Thank you! I was asking for a friend, actually. No, really. I was. My recommendation was to use the cloth simulator too but I think she wants that exact shape. I have no idea how to make that shape other than to start out with a primitive and start pushing and pulling vertices. Or, perhaps, add a plane, delete the faces so the mesh group is empty, then hold Ctrl and create a patch of vertices and then create some faces. That be a really imprecise way of doing things and would result in messy topology. This friend that I'm helping is a beginner, too, so that doesn't help. I guess I was hoping there was a relatively quick and painless way to do this.
Like I said, the main problem is, that the reference is not a possible shape:
the green 'line' obviously is the bottom of the flag. But the red 'line' also clearly is the bottom of the flag.
It's a bit like trying to make an Escher drawing in 3D.
Okay, when considering that the red line is the vertical end of the flag, you might get away with something like this (just a blockout, of course, to understand what is happening...):
but it will only look 'acceptable' from one angle.
I think the image, as an image looks like a representation of a flag waving in the wind. But when you start think of it in 3D, it really doesn't make any sense.

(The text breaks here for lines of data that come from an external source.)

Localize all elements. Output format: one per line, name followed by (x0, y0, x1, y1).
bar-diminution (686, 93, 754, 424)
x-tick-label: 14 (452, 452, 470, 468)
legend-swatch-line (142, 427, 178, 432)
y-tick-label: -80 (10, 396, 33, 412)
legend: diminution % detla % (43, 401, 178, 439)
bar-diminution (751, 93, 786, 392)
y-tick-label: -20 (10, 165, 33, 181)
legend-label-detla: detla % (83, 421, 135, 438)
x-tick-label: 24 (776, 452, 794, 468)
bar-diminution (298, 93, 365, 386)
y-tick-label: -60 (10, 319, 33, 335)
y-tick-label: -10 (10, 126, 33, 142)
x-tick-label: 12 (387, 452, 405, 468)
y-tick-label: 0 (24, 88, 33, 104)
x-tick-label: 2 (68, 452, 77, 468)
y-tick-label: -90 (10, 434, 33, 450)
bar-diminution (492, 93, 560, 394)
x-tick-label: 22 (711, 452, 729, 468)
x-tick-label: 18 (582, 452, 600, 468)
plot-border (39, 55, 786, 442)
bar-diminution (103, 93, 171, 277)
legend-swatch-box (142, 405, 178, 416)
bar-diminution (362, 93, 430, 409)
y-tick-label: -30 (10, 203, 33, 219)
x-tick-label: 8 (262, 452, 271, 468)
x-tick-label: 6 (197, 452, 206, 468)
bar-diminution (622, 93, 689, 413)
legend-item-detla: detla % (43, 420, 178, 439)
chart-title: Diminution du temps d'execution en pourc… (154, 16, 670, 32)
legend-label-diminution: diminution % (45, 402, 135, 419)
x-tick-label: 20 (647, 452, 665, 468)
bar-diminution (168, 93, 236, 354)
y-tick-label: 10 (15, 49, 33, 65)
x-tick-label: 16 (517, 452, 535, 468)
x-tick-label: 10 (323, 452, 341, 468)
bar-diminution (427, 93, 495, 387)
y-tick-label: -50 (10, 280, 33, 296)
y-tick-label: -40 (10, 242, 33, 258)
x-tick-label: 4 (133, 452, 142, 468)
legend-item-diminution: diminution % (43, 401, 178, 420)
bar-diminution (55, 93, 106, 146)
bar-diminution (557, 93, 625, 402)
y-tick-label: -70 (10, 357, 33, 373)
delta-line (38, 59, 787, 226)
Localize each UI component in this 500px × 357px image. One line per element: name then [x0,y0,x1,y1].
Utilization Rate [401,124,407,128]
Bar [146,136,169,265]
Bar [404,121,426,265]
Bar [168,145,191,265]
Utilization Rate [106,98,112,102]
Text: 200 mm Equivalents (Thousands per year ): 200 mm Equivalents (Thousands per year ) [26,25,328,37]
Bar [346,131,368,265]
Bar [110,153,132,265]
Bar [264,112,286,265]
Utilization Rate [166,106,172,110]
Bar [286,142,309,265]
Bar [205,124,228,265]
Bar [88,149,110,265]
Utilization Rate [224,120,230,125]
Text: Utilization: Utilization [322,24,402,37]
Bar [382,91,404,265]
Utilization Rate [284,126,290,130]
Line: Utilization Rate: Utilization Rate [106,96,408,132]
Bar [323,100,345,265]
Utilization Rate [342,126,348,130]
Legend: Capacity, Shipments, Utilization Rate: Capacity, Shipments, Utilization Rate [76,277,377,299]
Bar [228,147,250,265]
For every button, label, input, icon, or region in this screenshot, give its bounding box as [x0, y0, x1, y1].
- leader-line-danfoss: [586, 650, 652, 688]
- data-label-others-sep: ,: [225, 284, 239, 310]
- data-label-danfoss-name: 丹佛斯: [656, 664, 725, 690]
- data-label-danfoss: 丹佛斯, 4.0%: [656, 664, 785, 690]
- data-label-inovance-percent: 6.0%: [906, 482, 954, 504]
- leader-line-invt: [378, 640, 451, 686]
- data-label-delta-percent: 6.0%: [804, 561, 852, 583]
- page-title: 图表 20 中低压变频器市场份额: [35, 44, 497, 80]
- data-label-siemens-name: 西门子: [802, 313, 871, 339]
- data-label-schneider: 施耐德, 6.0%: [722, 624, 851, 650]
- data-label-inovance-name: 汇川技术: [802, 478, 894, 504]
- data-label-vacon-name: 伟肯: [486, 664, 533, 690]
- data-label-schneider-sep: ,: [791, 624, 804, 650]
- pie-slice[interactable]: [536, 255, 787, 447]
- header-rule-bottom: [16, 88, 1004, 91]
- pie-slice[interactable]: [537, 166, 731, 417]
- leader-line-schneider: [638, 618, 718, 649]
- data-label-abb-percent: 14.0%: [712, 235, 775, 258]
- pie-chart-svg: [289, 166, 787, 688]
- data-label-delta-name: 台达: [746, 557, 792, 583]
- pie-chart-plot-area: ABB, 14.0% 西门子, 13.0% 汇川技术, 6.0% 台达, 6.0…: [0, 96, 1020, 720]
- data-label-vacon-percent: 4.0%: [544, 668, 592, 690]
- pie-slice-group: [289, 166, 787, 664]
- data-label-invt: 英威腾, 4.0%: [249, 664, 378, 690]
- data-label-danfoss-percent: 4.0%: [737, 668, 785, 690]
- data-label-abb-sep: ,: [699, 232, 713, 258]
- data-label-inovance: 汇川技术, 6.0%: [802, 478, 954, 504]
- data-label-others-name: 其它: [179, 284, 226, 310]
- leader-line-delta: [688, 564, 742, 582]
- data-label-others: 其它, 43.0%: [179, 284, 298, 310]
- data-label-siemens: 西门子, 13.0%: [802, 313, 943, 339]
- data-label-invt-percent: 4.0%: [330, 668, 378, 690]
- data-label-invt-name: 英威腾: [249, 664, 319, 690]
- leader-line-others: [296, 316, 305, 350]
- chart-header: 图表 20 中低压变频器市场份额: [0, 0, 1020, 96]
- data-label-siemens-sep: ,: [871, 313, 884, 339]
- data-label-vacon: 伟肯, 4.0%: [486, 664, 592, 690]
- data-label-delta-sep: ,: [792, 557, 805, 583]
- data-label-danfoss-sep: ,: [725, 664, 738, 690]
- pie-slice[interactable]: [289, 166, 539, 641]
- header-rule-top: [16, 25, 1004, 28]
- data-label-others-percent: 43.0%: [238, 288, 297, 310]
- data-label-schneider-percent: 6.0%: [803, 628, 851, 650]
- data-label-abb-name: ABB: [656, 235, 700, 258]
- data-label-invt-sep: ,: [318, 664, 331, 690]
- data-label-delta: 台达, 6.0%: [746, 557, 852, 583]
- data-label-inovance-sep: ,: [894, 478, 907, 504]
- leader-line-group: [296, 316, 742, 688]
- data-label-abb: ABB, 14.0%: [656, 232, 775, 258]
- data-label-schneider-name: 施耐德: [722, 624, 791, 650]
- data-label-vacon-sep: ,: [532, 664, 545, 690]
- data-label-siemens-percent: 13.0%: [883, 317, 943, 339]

Your best option in my opinion is to use a cloth simulation as mentioned.
or
deciding if the flag is of a triangle or rectangle shape, subdivide a plane of the chosen shape and use proportional editing to move it around to the desired position.
If we assume the flag is rectangle, with 3 horizontal stripes, white, red and blue, as spikeyxxx has demonstrated, it only looks acceptable from one angle.
Well, I've pretty much told this friend that making this shape would be beyond her skill level (beyond mine, too, perhaps). My recommendation was to animate a flag, pause the animation when the flag is in a shape she likes, then apply the cloth modifier. She can then use solidify to give the flag some thickness.